National Museum of the United States Air Force  

The National Museum of the United States Air Force (formerly the United States Air Force Museum) is the official United States Air Force Museum located at Wright-Patterson Air Force Base, six miles (9.7 km) northeast of Dayton, Ohio. The NMUSAF is the world’s oldest and largest military aviation museum, with more than 360 aircraft and missiles on display. The museum draws about a million visitors annually, making it one of Ohio’s most frequently visited tourist attractions.

History

The museum dates to 1923, when the Engineering Division at Dayton‘s McCook Field first collected technical artifacts for preservation. In 1927, it moved to then-Wright Field in a laboratory building. In 1932, the collection was named the Army Aeronautical Museum and placed in a WPA building from 1935 until World War II. In 1948, the collection remained private as the Air Force Technical Museum. In 1954, the Air Force Museum became public and was housed in its first permanent facility, building 89 of the former Patterson Field in Fairborn, which had been an engine overhaul hangar. Many of its aircraft were parked outside and exposed to the weather.

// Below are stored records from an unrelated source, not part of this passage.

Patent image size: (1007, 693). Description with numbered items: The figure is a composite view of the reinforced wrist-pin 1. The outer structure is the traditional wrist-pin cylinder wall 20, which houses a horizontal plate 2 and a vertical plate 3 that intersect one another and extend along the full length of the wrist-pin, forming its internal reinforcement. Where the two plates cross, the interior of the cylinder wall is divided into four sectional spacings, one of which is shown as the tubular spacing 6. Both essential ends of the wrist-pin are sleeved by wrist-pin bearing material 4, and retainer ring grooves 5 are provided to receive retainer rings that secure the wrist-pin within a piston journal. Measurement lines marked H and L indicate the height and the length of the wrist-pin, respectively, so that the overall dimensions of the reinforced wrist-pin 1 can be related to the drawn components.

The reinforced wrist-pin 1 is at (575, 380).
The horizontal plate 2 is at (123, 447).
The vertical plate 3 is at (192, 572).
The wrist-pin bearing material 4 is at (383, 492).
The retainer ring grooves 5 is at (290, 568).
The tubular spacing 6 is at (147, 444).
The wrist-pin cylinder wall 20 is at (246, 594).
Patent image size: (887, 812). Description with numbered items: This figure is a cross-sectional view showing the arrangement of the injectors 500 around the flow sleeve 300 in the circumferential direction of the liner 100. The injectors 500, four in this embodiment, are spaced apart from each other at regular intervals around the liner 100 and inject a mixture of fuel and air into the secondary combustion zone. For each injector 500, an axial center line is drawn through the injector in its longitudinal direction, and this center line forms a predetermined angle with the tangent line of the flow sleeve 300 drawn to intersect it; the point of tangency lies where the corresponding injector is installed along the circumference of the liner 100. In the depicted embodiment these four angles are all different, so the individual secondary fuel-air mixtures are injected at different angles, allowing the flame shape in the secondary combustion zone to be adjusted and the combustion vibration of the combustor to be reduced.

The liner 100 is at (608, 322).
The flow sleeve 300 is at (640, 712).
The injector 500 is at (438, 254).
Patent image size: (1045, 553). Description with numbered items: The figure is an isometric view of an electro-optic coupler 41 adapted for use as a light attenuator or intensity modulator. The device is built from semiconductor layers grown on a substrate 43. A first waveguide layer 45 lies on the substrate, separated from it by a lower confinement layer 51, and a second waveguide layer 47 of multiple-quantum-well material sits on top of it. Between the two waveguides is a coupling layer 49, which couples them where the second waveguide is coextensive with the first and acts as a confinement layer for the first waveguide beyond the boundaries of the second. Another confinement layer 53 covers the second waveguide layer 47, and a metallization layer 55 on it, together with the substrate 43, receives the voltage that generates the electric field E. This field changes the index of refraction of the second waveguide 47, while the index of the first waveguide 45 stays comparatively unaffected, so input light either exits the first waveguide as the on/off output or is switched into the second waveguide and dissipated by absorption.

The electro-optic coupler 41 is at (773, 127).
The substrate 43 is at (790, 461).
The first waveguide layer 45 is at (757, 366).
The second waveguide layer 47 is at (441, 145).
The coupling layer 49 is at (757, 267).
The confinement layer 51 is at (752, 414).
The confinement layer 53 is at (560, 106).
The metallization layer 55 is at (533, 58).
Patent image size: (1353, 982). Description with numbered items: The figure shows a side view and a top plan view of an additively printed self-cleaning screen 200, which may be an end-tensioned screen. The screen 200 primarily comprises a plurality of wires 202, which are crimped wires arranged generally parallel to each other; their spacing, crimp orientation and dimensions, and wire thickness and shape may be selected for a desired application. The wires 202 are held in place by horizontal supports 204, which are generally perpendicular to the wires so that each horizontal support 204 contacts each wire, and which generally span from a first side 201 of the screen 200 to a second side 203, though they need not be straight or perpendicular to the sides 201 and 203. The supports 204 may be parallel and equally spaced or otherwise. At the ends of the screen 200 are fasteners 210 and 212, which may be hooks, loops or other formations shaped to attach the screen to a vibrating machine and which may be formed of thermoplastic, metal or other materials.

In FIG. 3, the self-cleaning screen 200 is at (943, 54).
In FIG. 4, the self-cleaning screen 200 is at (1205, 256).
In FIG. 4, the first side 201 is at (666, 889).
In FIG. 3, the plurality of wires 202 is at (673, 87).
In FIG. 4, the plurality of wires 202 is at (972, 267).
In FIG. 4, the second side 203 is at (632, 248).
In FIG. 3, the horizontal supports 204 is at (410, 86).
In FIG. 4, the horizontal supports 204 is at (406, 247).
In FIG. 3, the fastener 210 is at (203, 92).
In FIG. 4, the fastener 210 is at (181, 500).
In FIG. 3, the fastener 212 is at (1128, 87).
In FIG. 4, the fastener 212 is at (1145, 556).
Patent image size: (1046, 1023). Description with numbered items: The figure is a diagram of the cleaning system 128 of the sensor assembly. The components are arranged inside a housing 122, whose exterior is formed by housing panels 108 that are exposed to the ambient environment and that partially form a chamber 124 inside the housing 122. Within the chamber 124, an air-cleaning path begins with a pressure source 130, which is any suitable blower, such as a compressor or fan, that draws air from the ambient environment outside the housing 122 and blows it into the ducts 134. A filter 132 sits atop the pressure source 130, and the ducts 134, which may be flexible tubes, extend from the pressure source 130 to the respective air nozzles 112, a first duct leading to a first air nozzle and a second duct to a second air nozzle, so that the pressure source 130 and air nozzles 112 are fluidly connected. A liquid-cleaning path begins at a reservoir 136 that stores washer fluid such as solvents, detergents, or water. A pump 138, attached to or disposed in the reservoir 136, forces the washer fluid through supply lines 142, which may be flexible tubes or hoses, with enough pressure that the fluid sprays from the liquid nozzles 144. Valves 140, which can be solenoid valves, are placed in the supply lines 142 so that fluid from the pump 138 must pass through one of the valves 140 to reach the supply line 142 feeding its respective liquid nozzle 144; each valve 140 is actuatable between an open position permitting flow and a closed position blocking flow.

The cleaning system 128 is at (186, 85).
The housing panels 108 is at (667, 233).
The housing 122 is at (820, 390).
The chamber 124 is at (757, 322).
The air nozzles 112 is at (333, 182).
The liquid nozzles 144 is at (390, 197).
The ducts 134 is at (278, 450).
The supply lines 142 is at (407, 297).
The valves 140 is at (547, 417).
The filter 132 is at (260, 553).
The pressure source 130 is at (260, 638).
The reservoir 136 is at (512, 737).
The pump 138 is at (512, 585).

Through the 1960s, Eugene Kettering, son of Charles F. Kettering, led the project to build a permanent structure to house the collections and became the first chairman of the Air Force Museum Foundation board. When he died in 1969, his widow Virginia took over the project. Her “determination, logic, and meticulous attention” kept it on track, and the current facility opened in 1971. Not including its annex on Wright Field proper, the museum has more than tripled in square footage since 1971, with the addition of a second hangar in 1988, a third in 2003, and a fourth in 2016. Bed Bug Exterminator Dayton

Exhibits and Collections

The museum’s collection contains many rare aircraft of historical or technological importance and various memorabilia and artifacts from the history and development of aviation. Among them is the Apollo 15 Command Module Endeavour which orbited the Moon 74 times in 1971, one of four surviving Convair B-36 Peacemakers, the only surviving North American XB-70 Valkyrie and Bockscar—the Boeing B-29 Superfortress that dropped the Fat Man atomic bomb on Nagasaki during the last days of World War II.

In 2010, the museum launched its 360-degree Virtual Tour, allowing most aircraft and exhibits to be viewed online.  In 2016, the museum opened its 224,000-square-foot (20,800 m2) fourth building, bringing its size to 1,120,000 square feet (104,000 m2). The Air Force Museum Foundation privately financed the addition for $40.8 million (equivalent to $43.9 million in 2020). The building houses more than 70 aircraft, missiles, and space vehicles in four new galleries – Presidential, Research and Development, Space and Global Reach, and three science, technology, engineering, and math (STEM) Learning Nodes.